The usual media story goes something like this: you hire a high-priced tutor, pay them some ungodly sum, the tutor teaches the kid some “tricks,” and wham! the kid’s score goes up a couple of hundred points.

That makes for a convenient narrative, but the truth is a little more complicated.

Now, to be fair, tutoring does occasionally work like that, but usually only for kids who were scoring pretty well in the first place. They just needed to hear someone say one or two things that would make it all click into place. They didn’t need help learning to identify prepositional phrases or main ideas, and they certainly didn’t stumble over the pronunciation of common words. Some of them could have ultimately have figured things out even without a tutor.

For all those kids who improve by huge amounts, there are others who dutifully go to tutoring week in and week out, sometimes for months on end, and come out barely better (or worse) than they were at the start — even with a very competent tutor, a category that I would like to think includes moi.

“More tutoring is always better, right?” a parent wrote to me in an email recently, nervous about what she could afford. Well, no actually. Sometimes more is not better. Sometimes more is worse. Sometimes more backfires, and the kid just wants to be left alone. Sometimes the kid doesn’t really make that much of an effort. Sometimes the kid has so many holes in their foundational knowledge that they can’t get to a point where they can integrate and apply new knowledge under pressure, on the fly. It all depends on where the student is starting from, where they want to get to, and how much they’re willing to put in. And so on.

When it comes to standardized test scores and income, people tend to assume that the correlation is invariably linear, up to the highest levels: that is, a student from a family earning $250,000/year will automatically score better than a student from a family scoring $100,000/year, who will in turn always score better than a student from a family earning $75,000/year, and so on. Reasonably, they therefore assume that a student from a family earning, say $5 million/year is pretty much guaranteed to reach the highest echelons of SAT or ACT score-dom, and one from a family at the tip-top of the 1% is pretty much guaranteed a perfect score.

Interestingly, this is the exact opposite of my personal experience.
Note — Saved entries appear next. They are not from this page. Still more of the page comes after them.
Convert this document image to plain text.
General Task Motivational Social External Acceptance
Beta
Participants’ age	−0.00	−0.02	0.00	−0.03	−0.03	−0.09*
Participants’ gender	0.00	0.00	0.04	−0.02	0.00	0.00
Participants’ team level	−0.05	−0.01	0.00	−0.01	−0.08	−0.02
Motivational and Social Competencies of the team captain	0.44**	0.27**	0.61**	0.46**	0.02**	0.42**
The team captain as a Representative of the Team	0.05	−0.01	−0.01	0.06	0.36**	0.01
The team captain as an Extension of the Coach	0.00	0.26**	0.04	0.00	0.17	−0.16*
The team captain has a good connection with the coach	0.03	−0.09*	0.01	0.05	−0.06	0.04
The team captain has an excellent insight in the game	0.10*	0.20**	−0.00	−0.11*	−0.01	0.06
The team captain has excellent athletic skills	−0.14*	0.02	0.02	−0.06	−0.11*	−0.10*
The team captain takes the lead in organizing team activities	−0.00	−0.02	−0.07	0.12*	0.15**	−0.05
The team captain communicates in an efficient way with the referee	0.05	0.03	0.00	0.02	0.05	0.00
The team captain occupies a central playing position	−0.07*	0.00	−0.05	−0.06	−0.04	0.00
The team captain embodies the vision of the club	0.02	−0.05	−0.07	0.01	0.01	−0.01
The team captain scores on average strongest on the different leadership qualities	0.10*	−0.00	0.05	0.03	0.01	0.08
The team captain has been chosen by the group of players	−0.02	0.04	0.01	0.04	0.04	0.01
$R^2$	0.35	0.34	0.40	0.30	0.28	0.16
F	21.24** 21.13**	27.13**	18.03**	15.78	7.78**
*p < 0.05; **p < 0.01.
Almost all of my weakest students have come from the most well-off families. And by “well off,” I mean Upper East Side townhouse/penthouse/house in the Hamptons wealthy. Some of them had been tutored in every subject, for years. Not coincidentally, they tended to have a lot of gadgets but not many books. Often their vocabularies were staggeringly weak. Staggeringly. As in, you would probably not believe me if I told you the words they didn’t know. They were so used to being spoon-fed that they simply did not know how to figure things out on their own, and there were no real stakes for them. They’d continue to be equally privileged whether they attended Muhlenberg or NYU.
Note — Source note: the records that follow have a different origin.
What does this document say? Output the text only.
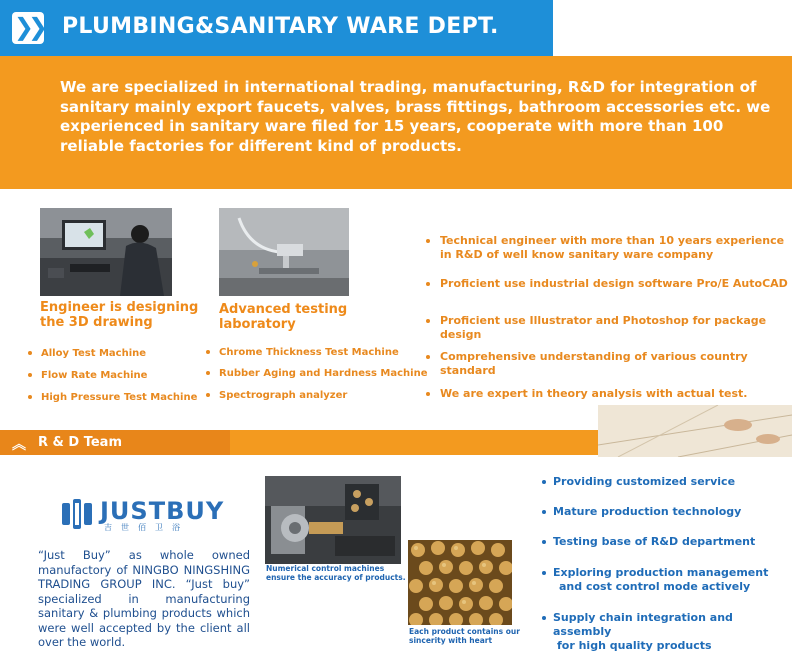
❯❯ PLUMBING&SANITARY WARE DEPT.
We are specialized in international trading, manufacturing, R&D for integration of sanitary mainly export faucets, valves, brass fittings, bathroom accessories etc. we experienced in sanitary ware filed for 15 years, cooperate with more than 100 reliable factories for different kind of products.
Engineer is designing
the 3D drawing
Advanced testing
laboratory
Alloy Test Machine
Flow Rate Machine
High Pressure Test Machine
Chrome Thickness Test Machine
Rubber Aging and Hardness Machine
Spectrograph analyzer
Technical engineer with more than 10 years experience
in R&D of well know sanitary ware company
Proficient use industrial design software Pro/E AutoCAD
Proficient use Illustrator and Photoshop for package design
Comprehensive understanding of various country standard
We are expert in theory analysis with actual test.
︽ R & D Team
JUSTBUY
吉世佰卫浴
“Just Buy” as whole owned manufactory of NINGBO NINGSHING TRADING GROUP INC. “Just buy” specialized in manufacturing sanitary & plumbing products which were well accepted by the client all over the world.
Numerical control machines
ensure the accuracy of products.
Each product contains our
sincerity with heart
Providing customized service
Mature production technology
Testing base of R&D department
Exploring production management
and cost control mode actively
Supply chain integration and assembly
for high quality products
My relatively strong students have tended to be from well-off but not extraordinarily wealthy families. They had houses and nice things and vacations, but they also had some exposure to the world of ideas. Often they were willing to put in a moderate amount of work, but they lacked a realistic conception of effort relative to payoff.

My strongest students have been from from families that truly valued learning. Regardless of how much money they had, they were willing to spend on education (though granted none of them could be called poor). A number of them were from immigrant families, and some did not learn English until relatively late. But they were willing to accept that they didn’t know everything already, and they worked hard.
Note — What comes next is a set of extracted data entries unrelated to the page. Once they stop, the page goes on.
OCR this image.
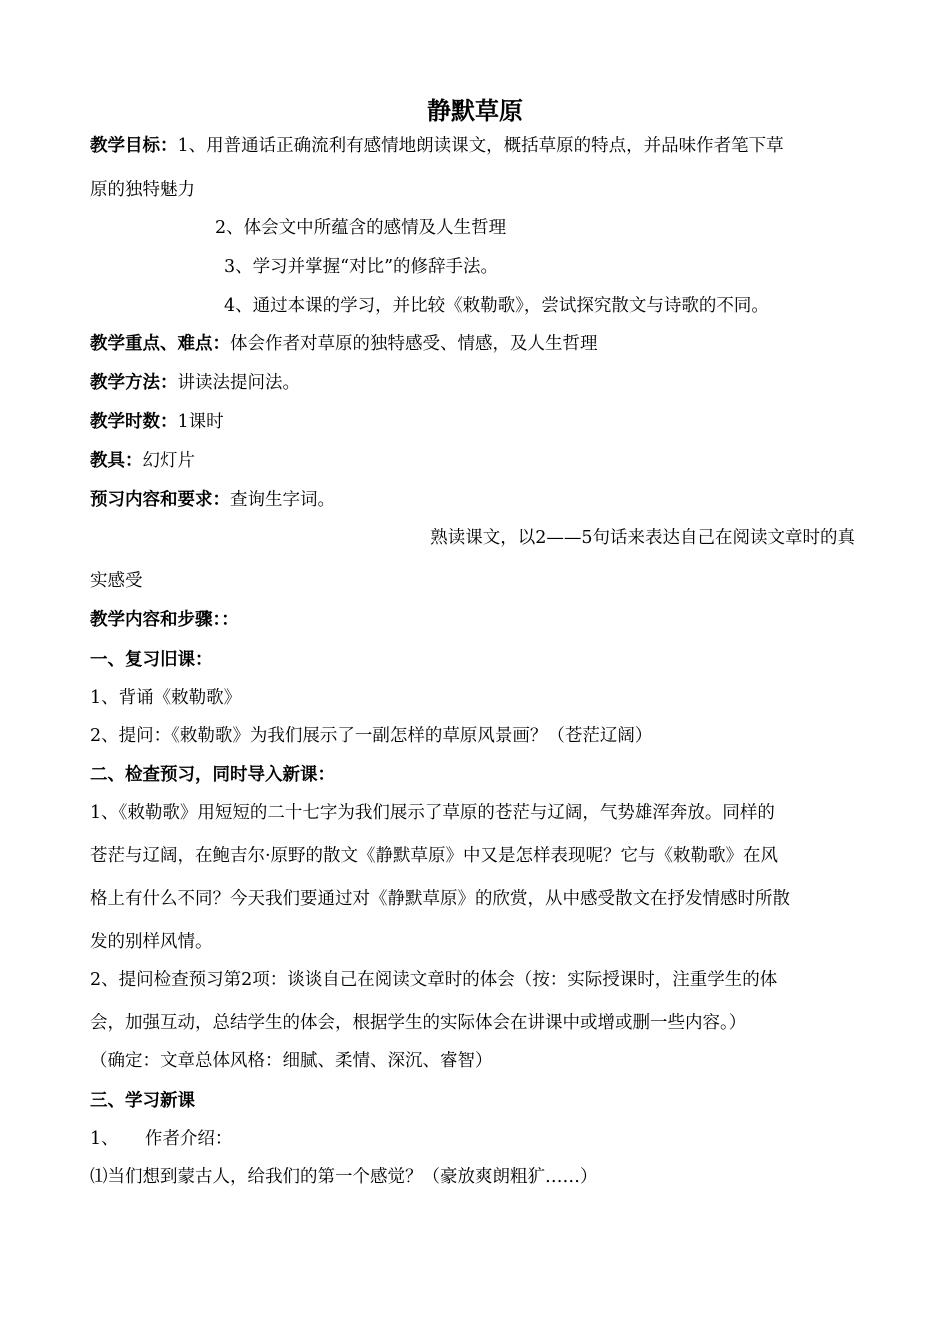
静默草原
教学目标：1、用普通话正确流利有感情地朗读课文，概括草原的特点，并品味作者笔下草
原的独特魅力
2、体会文中所蕴含的感情及人生哲理
3、学习并掌握“对比”的修辞手法。
4、通过本课的学习，并比较《敕勒歌》，尝试探究散文与诗歌的不同。
教学重点、难点：体会作者对草原的独特感受、情感，及人生哲理
教学方法：讲读法提问法。
教学时数：1课时
教具：幻灯片
预习内容和要求：查询生字词。
熟读课文，以2——5句话来表达自己在阅读文章时的真
实感受
教学内容和步骤：：
一、复习旧课：
1、背诵《敕勒歌》
2、提问：《敕勒歌》为我们展示了一副怎样的草原风景画？（苍茫辽阔）
二、检查预习，同时导入新课：
1、《敕勒歌》用短短的二十七字为我们展示了草原的苍茫与辽阔，气势雄浑奔放。同样的
苍茫与辽阔，在鲍吉尔·原野的散文《静默草原》中又是怎样表现呢？它与《敕勒歌》在风
格上有什么不同？今天我们要通过对《静默草原》的欣赏，从中感受散文在抒发情感时所散
发的别样风情。
2、提问检查预习第2项：谈谈自己在阅读文章时的体会（按：实际授课时，注重学生的体
会，加强互动，总结学生的体会，根据学生的实际体会在讲课中或增或删一些内容。）
（确定：文章总体风格：细腻、柔情、深沉、睿智）
三、学习新课
1、　　作者介绍：
⑴当们想到蒙古人，给我们的第一个感觉？（豪放爽朗粗犷……）
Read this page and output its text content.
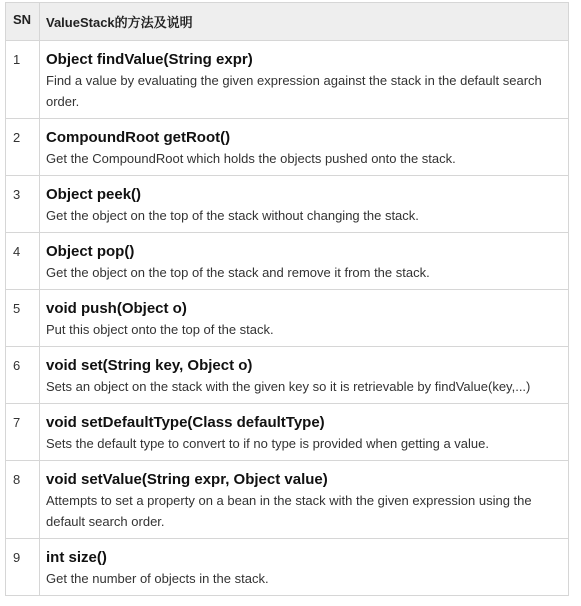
SN	ValueStack的方法及说明
1	Object findValue(String expr)
Find a value by evaluating the given expression against the stack in the default search order.

2	CompoundRoot getRoot()
Get the CompoundRoot which holds the objects pushed onto the stack.

3	Object peek()
Get the object on the top of the stack without changing the stack.

4	Object pop()
Get the object on the top of the stack and remove it from the stack.

5	void push(Object o)
Put this object onto the top of the stack.

6	void set(String key, Object o)
Sets an object on the stack with the given key so it is retrievable by findValue(key,...)

7	void setDefaultType(Class defaultType)
Sets the default type to convert to if no type is provided when getting a value.

8	void setValue(String expr, Object value)
Attempts to set a property on a bean in the stack with the given expression using the default search order.

9	int size()
Get the number of objects in the stack.
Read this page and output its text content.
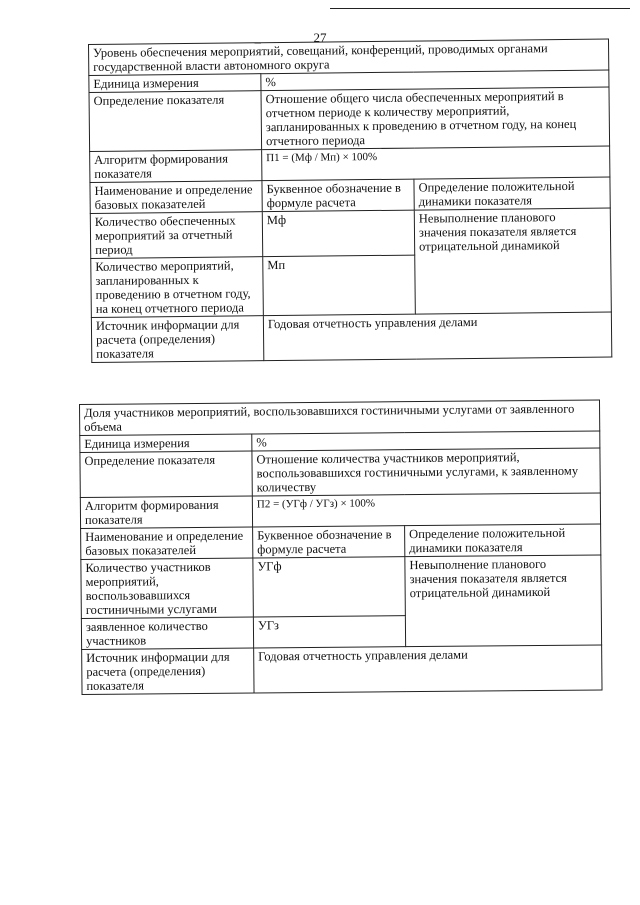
27
Уровень обеспечения мероприятий, совещаний, конференций, проводимых органами государственной власти автономного округа		
Единица измерения	%	
Определение показателя	Отношение общего числа обеспеченных мероприятий в отчетном периоде к количеству мероприятий, запланированных к проведению в отчетном году, на конец отчетного периода	
Алгоритм формирования показателя	П1 = (Мф / Мп) × 100%	
Наименование и определение базовых показателей	Буквенное обозначение в формуле расчета	Определение положительной динамики показателя
Количество обеспеченных мероприятий за отчетный период	Мф	Невыполнение планового значения показателя является отрицательной динамикой
Количество мероприятий, запланированных к проведению в отчетном году, на конец отчетного периода	Мп	
Источник информации для расчета (определения) показателя	Годовая отчетность управления делами	
Доля участников мероприятий, воспользовавшихся гостиничными услугами от заявленного объема		
Единица измерения	%	
Определение показателя	Отношение количества участников мероприятий, воспользовавшихся гостиничными услугами, к заявленному количеству	
Алгоритм формирования показателя	П2 = (УГф / УГз) × 100%	
Наименование и определение базовых показателей	Буквенное обозначение в формуле расчета	Определение положительной динамики показателя
Количество участников мероприятий, воспользовавшихся гостиничными услугами	УГф	Невыполнение планового значения показателя является отрицательной динамикой
заявленное количество участников	УГз	
Источник информации для расчета (определения) показателя	Годовая отчетность управления делами	
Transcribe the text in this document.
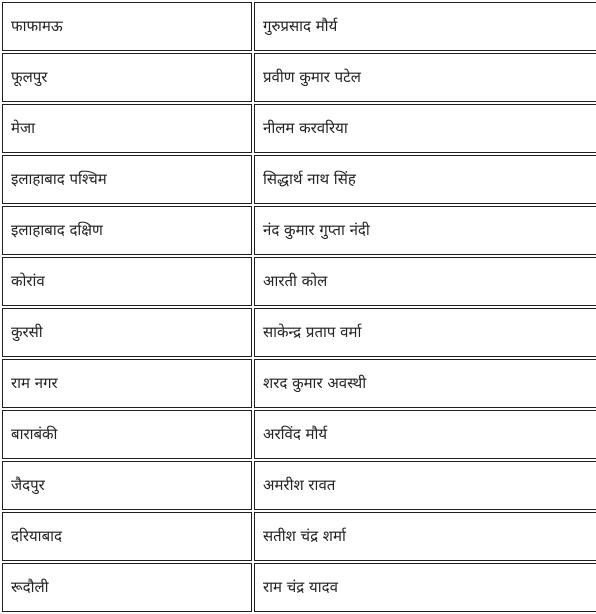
फाफामऊ	गुरुप्रसाद मौर्य
फूलपुर	प्रवीण कुमार पटेल
मेजा	नीलम करवरिया
इलाहाबाद पश्चिम	सिद्धार्थ नाथ सिंह
इलाहाबाद दक्षिण	नंद कुमार गुप्ता नंदी
कोरांव	आरती कोल
कुरसी	साकेन्द्र प्रताप वर्मा
राम नगर	शरद कुमार अवस्थी
बाराबंकी	अरविंद मौर्य
जैदपुर	अमरीश रावत
दरियाबाद	सतीश चंद्र शर्मा
रूदौली	राम चंद्र यादव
Then there are the kids who can’t afford tutoring at all — or who don’t want their parents to shell out for tutors — who simply buy my books, sit down with them diligently for a couple of months, and get perfect or near-perfect scores. I know they exist because they sometimes send me emails thanking me. Those emails make my day.

These kids are the ones that gets overlooked in all the discussions about scores and socio-economic status. Some of them do spend hours combing this site and PWN the SAT and Erik the Red and College Confidential tracking down the answer to every last Blue Book question and pull their scores into the stratosphere. Yes, they are comparatively few, but they exist, and sometimes they actually learn a lot in the process.

Don’t their accomplishments deserve some recognition too?